Other than messenger ravens, there’s another corresponding detail linking Flash Gordon to GOT. In his last words to Flash, Ming the Merciless declares, "I am the universe!" But after Flash kills Ming, Dr. Zarkov offers this amendment, "Flash Gordon has conquered the universe". In GOT, Arya Stark spends a long, tortuous time under the tutelage of Jaqen trying to lose her identity. When she masters it and is able to kill her nemesis, Jaqen anoints her with his highest praise, declaring that she has become No One. “A girl is Arya Stark of Winterfell,” she says, correcting him, “And I’m going home.”

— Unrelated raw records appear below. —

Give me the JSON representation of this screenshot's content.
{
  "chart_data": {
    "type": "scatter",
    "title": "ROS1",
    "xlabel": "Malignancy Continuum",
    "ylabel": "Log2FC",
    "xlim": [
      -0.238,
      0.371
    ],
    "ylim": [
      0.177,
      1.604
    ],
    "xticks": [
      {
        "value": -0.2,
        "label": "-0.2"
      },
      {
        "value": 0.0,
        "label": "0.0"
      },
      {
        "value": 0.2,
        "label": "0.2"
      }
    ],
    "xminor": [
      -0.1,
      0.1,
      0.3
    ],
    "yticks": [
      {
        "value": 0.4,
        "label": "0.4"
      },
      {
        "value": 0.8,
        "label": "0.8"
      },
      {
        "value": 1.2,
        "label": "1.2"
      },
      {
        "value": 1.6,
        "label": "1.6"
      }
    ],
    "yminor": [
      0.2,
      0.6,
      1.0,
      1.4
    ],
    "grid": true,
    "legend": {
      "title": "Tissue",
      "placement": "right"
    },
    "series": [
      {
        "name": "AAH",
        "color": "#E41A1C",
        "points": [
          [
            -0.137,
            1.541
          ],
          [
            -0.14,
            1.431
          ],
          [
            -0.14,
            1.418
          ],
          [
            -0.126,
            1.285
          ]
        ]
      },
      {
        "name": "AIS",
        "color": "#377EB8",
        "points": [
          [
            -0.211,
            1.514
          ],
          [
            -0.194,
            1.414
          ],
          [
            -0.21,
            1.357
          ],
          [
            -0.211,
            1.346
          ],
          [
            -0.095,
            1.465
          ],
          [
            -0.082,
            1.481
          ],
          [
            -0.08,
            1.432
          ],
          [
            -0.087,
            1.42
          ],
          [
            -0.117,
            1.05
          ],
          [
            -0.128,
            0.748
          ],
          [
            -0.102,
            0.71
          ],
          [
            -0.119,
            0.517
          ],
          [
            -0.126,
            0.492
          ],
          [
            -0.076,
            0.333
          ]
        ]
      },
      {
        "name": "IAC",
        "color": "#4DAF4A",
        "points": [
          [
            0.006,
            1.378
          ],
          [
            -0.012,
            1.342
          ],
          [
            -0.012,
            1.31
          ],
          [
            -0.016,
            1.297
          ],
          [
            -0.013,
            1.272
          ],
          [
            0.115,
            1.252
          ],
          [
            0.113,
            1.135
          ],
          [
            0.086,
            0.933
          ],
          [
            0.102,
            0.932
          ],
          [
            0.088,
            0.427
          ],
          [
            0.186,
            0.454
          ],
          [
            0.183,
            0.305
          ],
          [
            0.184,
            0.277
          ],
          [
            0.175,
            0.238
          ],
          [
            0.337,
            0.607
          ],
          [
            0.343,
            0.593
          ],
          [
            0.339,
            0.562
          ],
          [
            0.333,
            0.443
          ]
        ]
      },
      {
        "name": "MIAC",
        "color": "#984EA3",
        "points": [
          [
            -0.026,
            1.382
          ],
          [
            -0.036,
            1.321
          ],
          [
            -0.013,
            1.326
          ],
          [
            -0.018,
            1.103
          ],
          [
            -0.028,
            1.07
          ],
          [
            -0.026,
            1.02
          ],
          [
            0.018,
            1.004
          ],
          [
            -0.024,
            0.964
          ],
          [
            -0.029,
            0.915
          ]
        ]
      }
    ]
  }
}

In both instances it's the assertion of the ego--the clinical ego, not the conventional ego. But there's a very big difference. Flash Gordon’s ego will soon once again be subsumed by the cosmos…he will go back in service of Planet Earth to fight for truth, justice and the American Way. Arya, on other hand, has crossed Campbell’s bounding sphere of the cosmos. As he writes in Hero with a Thousand Faces:"...Where we had thought to slay another, we shall slay outselves; where we thought to travel outward, we shall come to the center of our own existence; where we thought to be alone, we shall be with all the world."
After leaving Jaqen, we witness Arya sliding in and out of identities and we realize that Arya Stark is now just another mask for her to put on. She has realized the "ineluctable void”, which probably makes her the best suited to sit on the Iron Throne, but also the least likely. Once you become No One, you really don't have any desire to rule over Any One.